Parmi les rigidités que vous dénoncez figure le SMIC. Selon certains économistes, il est un frein à l'embauche et empêche la création de ces emplois d'insertion ou de ces "petits boulots". Êtes-vous partisan de sa suppression ?

Non. Contrairement à d'autres libéraux, je n'en suis pas partisan. Je sais ce que suppose, pour une famille, de vivre avec 5000 francs par mois. D'ailleurs, rapprocher encore le salaire minimum du revenu minimum n'est pas la chose la plus intelligente à faire pour encourager le travail ! Cela étant, il me paraîtrait utile de laisser au SMIC une part contractuelle beaucoup plus grande. De le calculer annuellement, et tout compris, de le régionaliser, car le même SMIC ne correspond pas au même pouvoir d'achat en région parisienne et dans le Lot-et-Garonne. De permettre, enfin, une appréciation différente selon les branches professionnelles et leurs gains de productivité.

Globalement, le coût du travail n'est pas excessif en France puisqu'il se situe dans la moyenne des pays industrialisés. Mais il est vrai qu'il est trop élevé aux deux extrêmes, en bas et en haut de l'échelle des salaires. Nous avons érigé une barrière à l'entrée, sur les emplois à faible valeur ajoutée. Nous surtaxons notre matière grise.

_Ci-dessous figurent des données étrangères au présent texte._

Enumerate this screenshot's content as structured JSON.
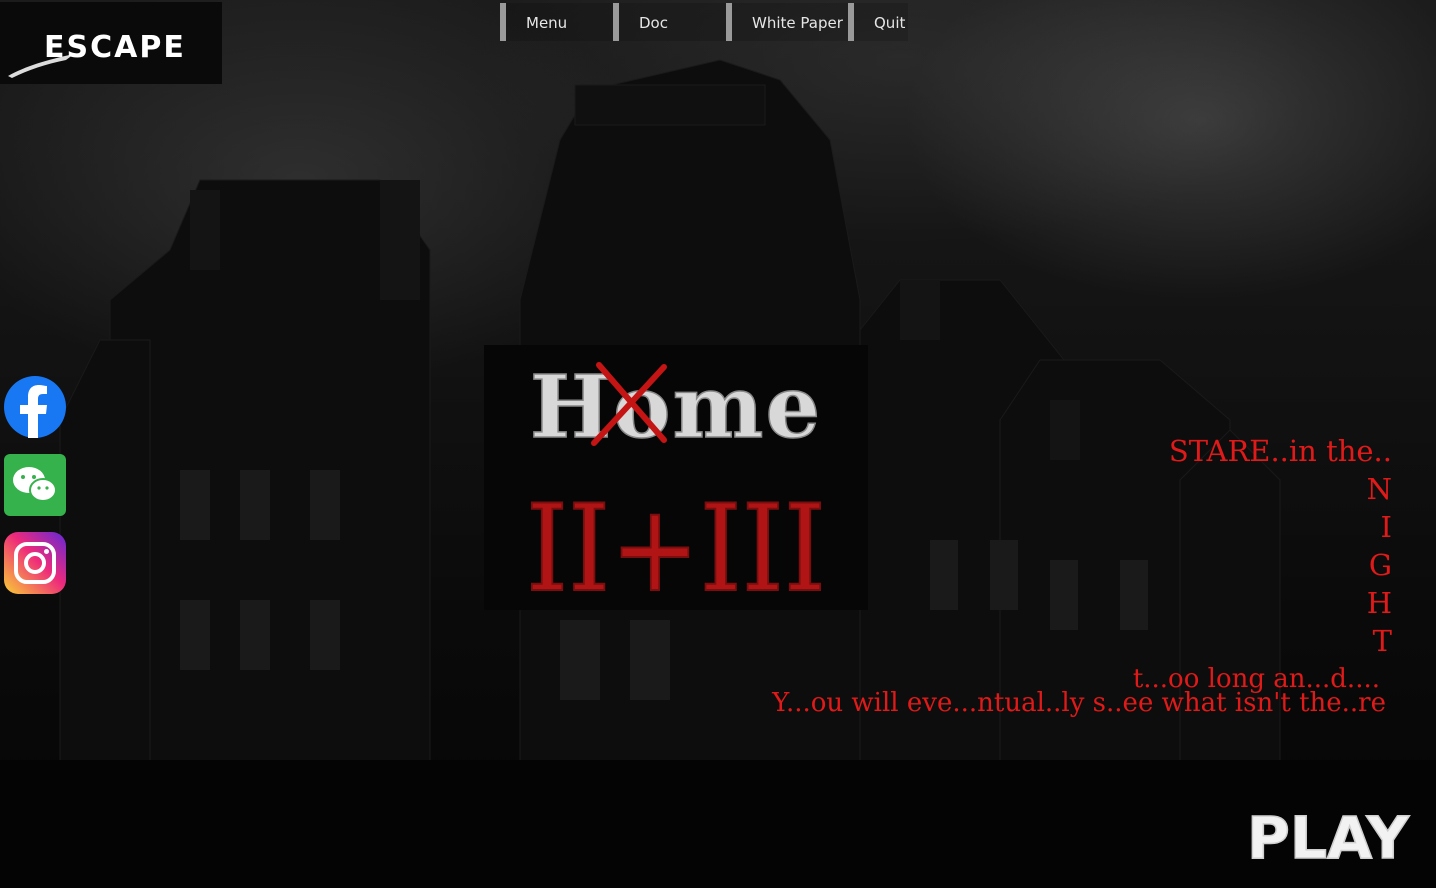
{
  "brand": {
    "name": "ESCAPE"
  },
  "nav": {
    "items": [
      "Menu",
      "Doc",
      "White Paper",
      "Quit"
    ]
  },
  "title": {
    "word": "Home",
    "numeral": "II+III"
  },
  "social": {
    "facebook_icon": "facebook-icon",
    "wechat_icon": "wechat-icon",
    "instagram_icon": "instagram-icon"
  },
  "tagline": {
    "line1": "STARE..in the..",
    "letters": [
      "N",
      "I",
      "G",
      "H",
      "T"
    ],
    "line2": "t...oo long an...d....",
    "line3": "Y...ou will eve...ntual..ly s..ee what isn't the..re"
  },
  "play": {
    "label": "PLAY"
  },
  "colors": {
    "accent_red": "#e01919",
    "nav_bar": "#9a9a9a"
  }
}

Comme on sent bien qu'il y a un problème en haut, on multiplie les exonérations fiscales. Puisque l'on ne peut pas ou que l'on n'ose pas baisser le taux d'impôt marginal des cadres supérieurs, on leur permet une déduction partielle de leur employé de maison.

En bas, on réduit toujours plus les charges sociales sur les salariés aux alentours du SMIC. Résultat : on créé une trappe à smicard dans la mesure où franchir la barrière de 1,3 SMIC se traduit par un bond en avant des charges sociales. Si la baisse des charges est utile pour les emplois de service à faible valeur ajoutée, pour lesquels le coût du travail est certainement trop élevé, elle profite aussi aux bas salaires des industries à forte valeur ajoutée. Résultat, elle coûte très cher et rapporte peu.

Vous n'êtes donc pas partisan d'une baisse des charges sociales ?

Pour être efficace, à une baisse des charges sociales doit correspondre à une baisse des dépenses publiques.

Cela étant, il est clair qu'à dépenses sociales inchangées on appelle baisse des charges sociales ce qui n'est en réalité qu'un transfert de charges sociales. Dès lors, la baisse de ces charges sur les bas salaires conduit à une augmentation de la ponction fiscale sur les contribuables ou sur les consommateurs.

Pour ma part je pense que, si transfert il doit y avoir, mieux vaudrait qu'il s'effectue, comme s'y était engagée depuis longtemps l'actuelle majorité, au profit du salaire direct, c'est-à-dire de la feuille de paie. En cette période de déprime économique, voilà qui serait plus motivant.